The Best AI Prompts for Linux System Administrators

The best AI prompts for Linux system administrators give the model an expert persona, your real specifics, and a verification command plus a back-out path.

  • #linux
  • #ai-prompts
  • #sysadmin
  • #devops
  • #automation

The best AI prompts for Linux system administrators do four things every time: they hand the model an expert persona (“you are a senior Linux SRE”), they feed it your real specifics through fill-in placeholders instead of vague hand-waving, they ask for safety and back-out steps, and they demand a verification command so you can prove the fix worked. A prompt like “fix my server” gets you a confident, generic, sometimes dangerous answer. A prompt that says “here is the exact journalctl output, here is the distro and kernel, propose the least-destructive fix, give me the command to verify it, and tell me how to undo it” gets you something you can actually run on a production box at 2am. That difference — specificity plus guardrails — is the entire game.

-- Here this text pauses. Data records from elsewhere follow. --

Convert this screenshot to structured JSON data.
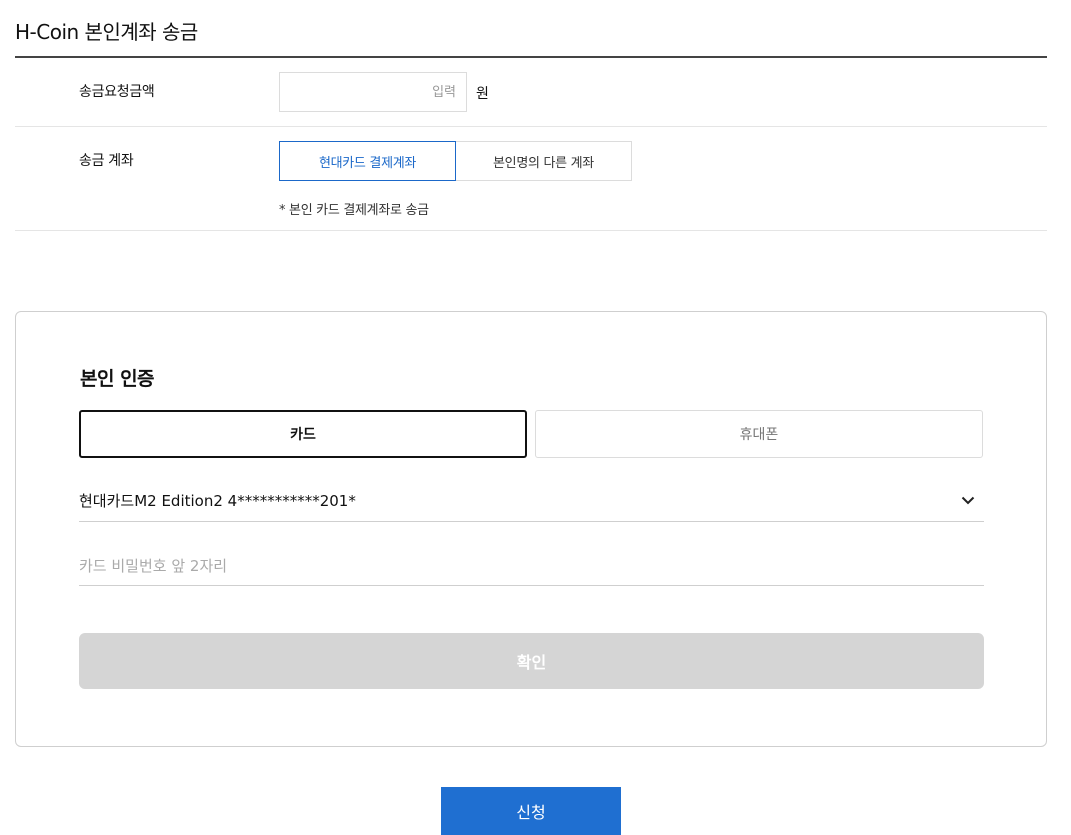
{
  "page": {
    "title": "H-Coin 본인계좌 송금"
  },
  "amount": {
    "label": "송금요청금액",
    "placeholder": "입력",
    "value": "",
    "unit": "원"
  },
  "account": {
    "label": "송금 계좌",
    "options": [
      {
        "label": "현대카드 결제계좌",
        "selected": true
      },
      {
        "label": "본인명의 다른 계좌",
        "selected": false
      }
    ],
    "note": "* 본인 카드 결제계좌로 송금"
  },
  "auth": {
    "title": "본인 인증",
    "tabs": [
      {
        "label": "카드",
        "selected": true
      },
      {
        "label": "휴대폰",
        "selected": false
      }
    ],
    "card_select": {
      "value": "현대카드M2 Edition2 4***********201*",
      "icon": "chevron-down-icon"
    },
    "password": {
      "placeholder": "카드 비밀번호 앞 2자리",
      "value": ""
    },
    "confirm_label": "확인"
  },
  "submit": {
    "label": "신청"
  },
  "colors": {
    "primary": "#1f6fd1",
    "active_border": "#1b68c9",
    "disabled_button": "#d5d5d5"
  }
}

I have spent enough on-call shifts pasting half-formed questions into a chat window to know what separates a prompt that saves the night from one that wastes it. This post is the curated set of prompts I actually keep in a scratch file, grouped by the situations where I reach for them, plus the cheat sheet for writing your own.

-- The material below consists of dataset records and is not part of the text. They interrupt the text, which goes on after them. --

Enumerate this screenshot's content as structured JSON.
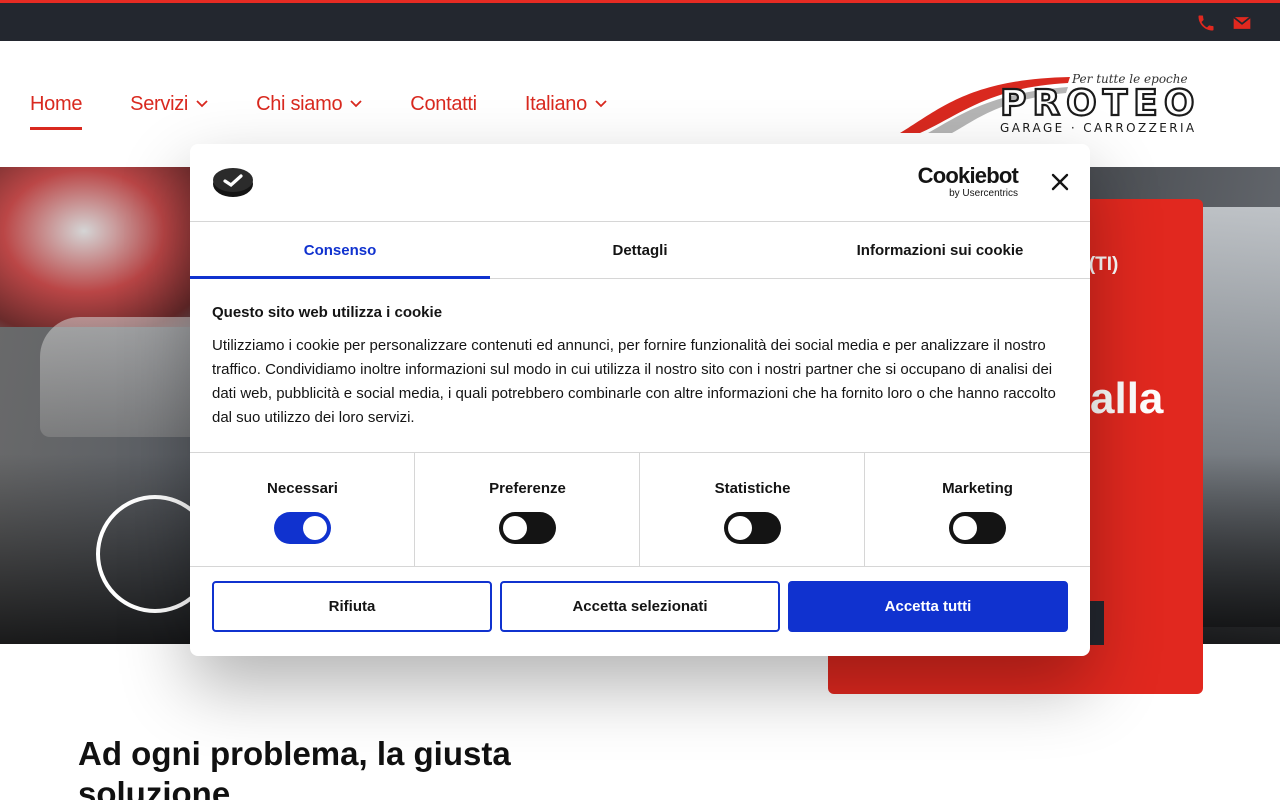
{
  "colors": {
    "brand_red": "#e1281f",
    "dark": "#23272f",
    "cookie_blue": "#1032cf"
  },
  "topbar": {
    "icons": [
      "phone-icon",
      "envelope-icon"
    ]
  },
  "nav": {
    "items": [
      {
        "label": "Home",
        "active": true,
        "has_dropdown": false
      },
      {
        "label": "Servizi",
        "active": false,
        "has_dropdown": true
      },
      {
        "label": "Chi siamo",
        "active": false,
        "has_dropdown": true
      },
      {
        "label": "Contatti",
        "active": false,
        "has_dropdown": false
      },
      {
        "label": "Italiano",
        "active": false,
        "has_dropdown": true
      }
    ]
  },
  "logo": {
    "tagline": "Per tutte le epoche",
    "name": "PROTEO",
    "subtitle": "GARAGE · CARROZZERIA"
  },
  "hero": {
    "card_location_partial": "e (TI)",
    "card_heading_partial": "alla"
  },
  "section": {
    "title": "Ad ogni problema, la giusta soluzione"
  },
  "cookie": {
    "brand": "Cookiebot",
    "brand_sub": "by Usercentrics",
    "tabs": [
      {
        "label": "Consenso",
        "active": true
      },
      {
        "label": "Dettagli",
        "active": false
      },
      {
        "label": "Informazioni sui cookie",
        "active": false
      }
    ],
    "title": "Questo sito web utilizza i cookie",
    "text": "Utilizziamo i cookie per personalizzare contenuti ed annunci, per fornire funzionalità dei social media e per analizzare il nostro traffico. Condividiamo inoltre informazioni sul modo in cui utilizza il nostro sito con i nostri partner che si occupano di analisi dei dati web, pubblicità e social media, i quali potrebbero combinarle con altre informazioni che ha fornito loro o che hanno raccolto dal suo utilizzo dei loro servizi.",
    "toggles": [
      {
        "label": "Necessari",
        "on": true
      },
      {
        "label": "Preferenze",
        "on": false
      },
      {
        "label": "Statistiche",
        "on": false
      },
      {
        "label": "Marketing",
        "on": false
      }
    ],
    "buttons": {
      "reject": "Rifiuta",
      "accept_selected": "Accetta selezionati",
      "accept_all": "Accetta tutti"
    }
  }
}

What makes a Linux admin prompt good (and what makes one dangerous)

Here is a weak prompt, the kind I used to type:

My server is slow, how do I fix it?

The model has nothing to work with. It will guess, and its guess will be a wall of generic advice — “check CPU, check memory, restart the service” — that you already know. Worse, if you ask it to “fix” something destructive without context, a less careful model may hand you a rm, a systemctl mask, or an iptables -F that locks you out of the box.

Now the strong rewrite:

You are a senior Linux SRE doing incident triage on a production
Ubuntu 22.04 host (kernel 5.15). Load average is 18 on an 8-core box
and climbing. Here is the top of `top` sorted by CPU:

[FILL IN: paste top output]

1. Tell me the single most likely cause given this data.
2. Give me read-only commands to confirm it before I change anything.
3. Only then propose the least-destructive fix.
4. Give me the exact command to verify the fix worked.
5. Tell me how to back out if it makes things worse.
Do not suggest a reboot unless you rule out everything else.

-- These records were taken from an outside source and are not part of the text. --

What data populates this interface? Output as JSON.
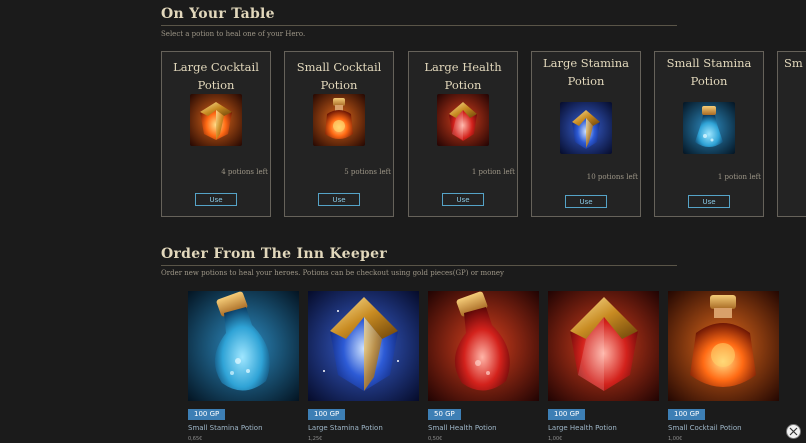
{
  "table": {
    "title": "On Your Table",
    "subtitle": "Select a potion to heal one of your Hero.",
    "cards": [
      {
        "name": "Large Cocktail Potion",
        "left": "4 potions left",
        "button": "Use",
        "icon": "large-cocktail-potion-icon"
      },
      {
        "name": "Small Cocktail Potion",
        "left": "5 potions left",
        "button": "Use",
        "icon": "small-cocktail-potion-icon"
      },
      {
        "name": "Large Health Potion",
        "left": "1 potion left",
        "button": "Use",
        "icon": "large-health-potion-icon"
      },
      {
        "name": "Large Stamina Potion",
        "left": "10 potions left",
        "button": "Use",
        "icon": "large-stamina-potion-icon"
      },
      {
        "name": "Small Stamina Potion",
        "left": "1 potion left",
        "button": "Use",
        "icon": "small-stamina-potion-icon"
      },
      {
        "name": "Sm",
        "icon": "truncated-card"
      }
    ]
  },
  "shop": {
    "title": "Order From The Inn Keeper",
    "subtitle": "Order new potions to heal your heroes. Potions can be checkout using gold pieces(GP) or money",
    "items": [
      {
        "price": "100 GP",
        "name": "Small Stamina Potion",
        "money": "0,65€",
        "icon": "small-stamina-potion-icon"
      },
      {
        "price": "100 GP",
        "name": "Large Stamina Potion",
        "money": "1,25€",
        "icon": "large-stamina-potion-icon"
      },
      {
        "price": "50 GP",
        "name": "Small Health Potion",
        "money": "0,50€",
        "icon": "small-health-potion-icon"
      },
      {
        "price": "100 GP",
        "name": "Large Health Potion",
        "money": "1,00€",
        "icon": "large-health-potion-icon"
      },
      {
        "price": "100 GP",
        "name": "Small Cocktail Potion",
        "money": "1,00€",
        "icon": "small-cocktail-potion-icon"
      }
    ]
  },
  "colors": {
    "background": "#1b1b1b",
    "accent_blue": "#3d7fb5",
    "text_gold": "#e2d8bc"
  },
  "close_icon": "close-icon"
}
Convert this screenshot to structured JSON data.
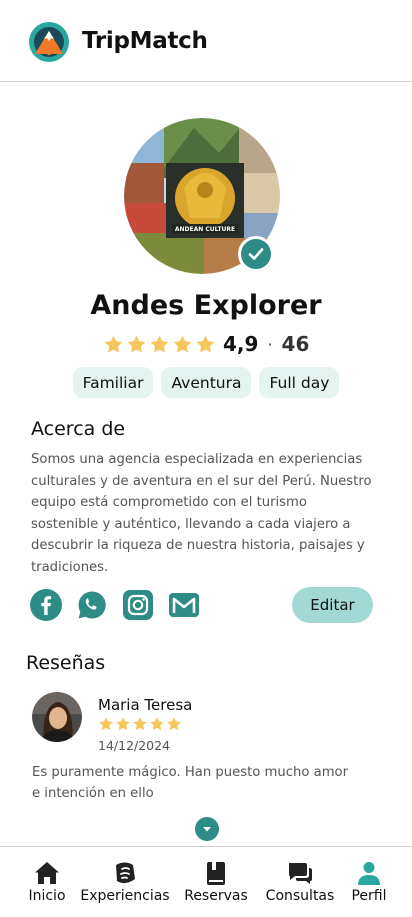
{
  "app": {
    "title": "TripMatch"
  },
  "profile": {
    "name": "Andes Explorer",
    "avatar_caption": "ANDEAN CULTURE",
    "rating": "4,9",
    "separator": "·",
    "review_count": "46",
    "stars": 5,
    "tags": [
      "Familiar",
      "Aventura",
      "Full day"
    ]
  },
  "about": {
    "title": "Acerca de",
    "text": "Somos una agencia especializada en experiencias culturales y de aventura en el sur del Perú. Nuestro equipo está comprometido con el turismo sostenible y auténtico, llevando a cada viajero a descubrir la riqueza de nuestra historia, paisajes y tradiciones."
  },
  "socials": [
    "facebook-icon",
    "whatsapp-icon",
    "instagram-icon",
    "gmail-icon"
  ],
  "actions": {
    "edit_label": "Editar"
  },
  "reviews": {
    "title": "Reseñas",
    "items": [
      {
        "name": "Maria Teresa",
        "stars": 5,
        "date": "14/12/2024",
        "text": "Es puramente mágico. Han puesto mucho amor e intención en ello"
      }
    ]
  },
  "nav": {
    "items": [
      {
        "label": "Inicio",
        "icon": "home-icon"
      },
      {
        "label": "Experiencias",
        "icon": "experiences-icon"
      },
      {
        "label": "Reservas",
        "icon": "book-icon"
      },
      {
        "label": "Consultas",
        "icon": "chat-icon"
      },
      {
        "label": "Perfil",
        "icon": "user-icon",
        "active": true
      }
    ]
  },
  "colors": {
    "accent": "#2e8c86",
    "star": "#f5c75a",
    "tag_bg": "#e6f4f1",
    "button_bg": "#a3d9d4"
  }
}
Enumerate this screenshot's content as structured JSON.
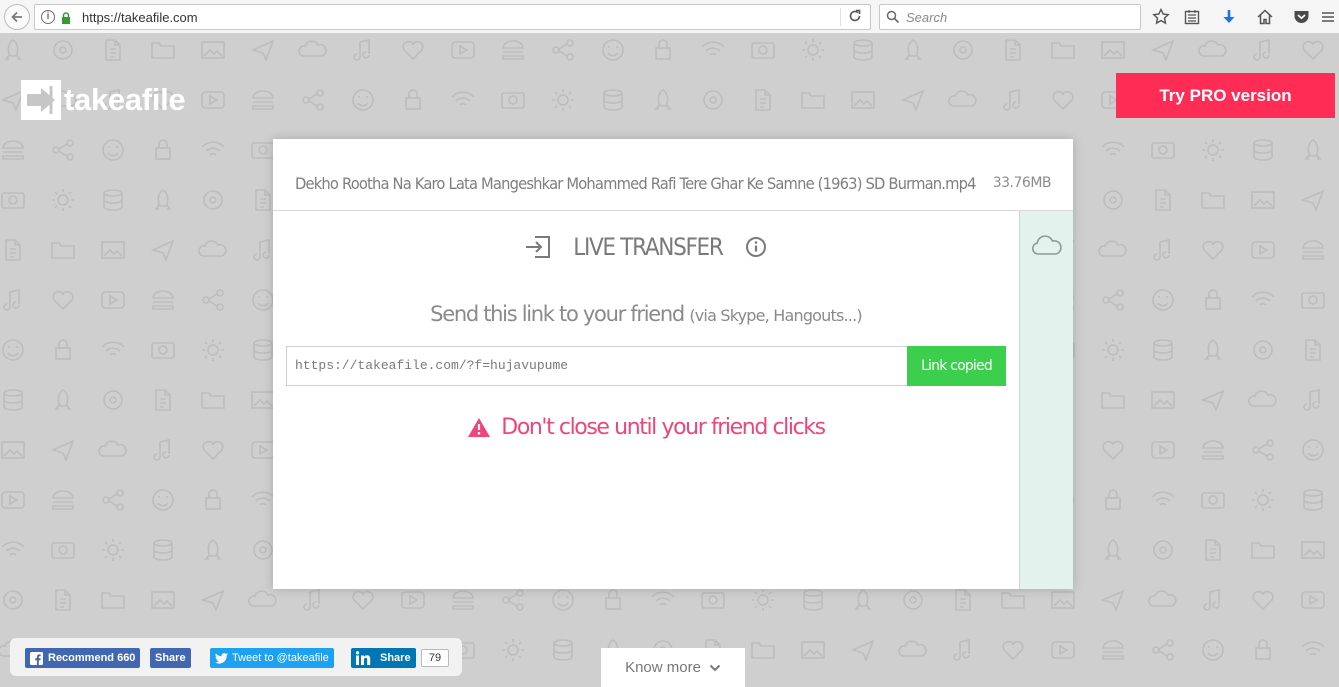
{
  "browser": {
    "url": "https://takeafile.com",
    "search_placeholder": "Search"
  },
  "header": {
    "logo_text": "takeafile",
    "pro_button": "Try PRO version"
  },
  "transfer": {
    "file_name": "Dekho Rootha Na Karo Lata Mangeshkar Mohammed Rafi Tere Ghar Ke Samne (1963) SD Burman.mp4",
    "file_size": "33.76MB",
    "mode_title": "LIVE TRANSFER",
    "send_text": "Send this link to your friend",
    "send_subtext": "(via Skype, Hangouts...)",
    "link_value": "https://takeafile.com/?f=hujavupume",
    "copy_button": "Link copied",
    "warning": "Don't close until your friend clicks"
  },
  "social": {
    "fb_recommend": "Recommend 660",
    "fb_share": "Share",
    "tweet": "Tweet to @takeafile",
    "linkedin_share": "Share",
    "linkedin_count": "79"
  },
  "footer": {
    "know_more": "Know more"
  },
  "colors": {
    "accent_pink": "#ff2d55",
    "warning_pink": "#f0457a",
    "copy_green": "#3ccf4e",
    "side_panel": "#e3f2ed",
    "background": "#cfcfcf"
  }
}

Same problem, completely different answer. The model now reasons from your data, leads with diagnosis instead of action, and — crucially — gives you a verification step and an escape hatch. Every prompt below follows that shape. Fill in the bracketed placeholders, paste your real output, and read the diagnosis before you run anything. The AI is a fast, knowledgeable colleague who has never seen your box; treat its output as a proposal, not a command to execute blindly.

For more on the tradeoffs between assistants for this kind of work, the comparison in ChatGPT vs Claude for infrastructure goes deeper than I will here.

Troubleshooting prompts

These are the ones I reach for when something is on fire and I need a second brain that does not panic.

Diagnose a high load average

When to use it: load is climbing, the box feels sluggish, and you need to know whether it is CPU, I/O wait, or runaway processes before you start killing things.

You are a senior Linux SRE. I have a high load average and need to
find the cause without making it worse.

Host: [FILL IN: distro + version, kernel, core count]
Symptom: load average is [FILL IN] on [FILL IN] cores.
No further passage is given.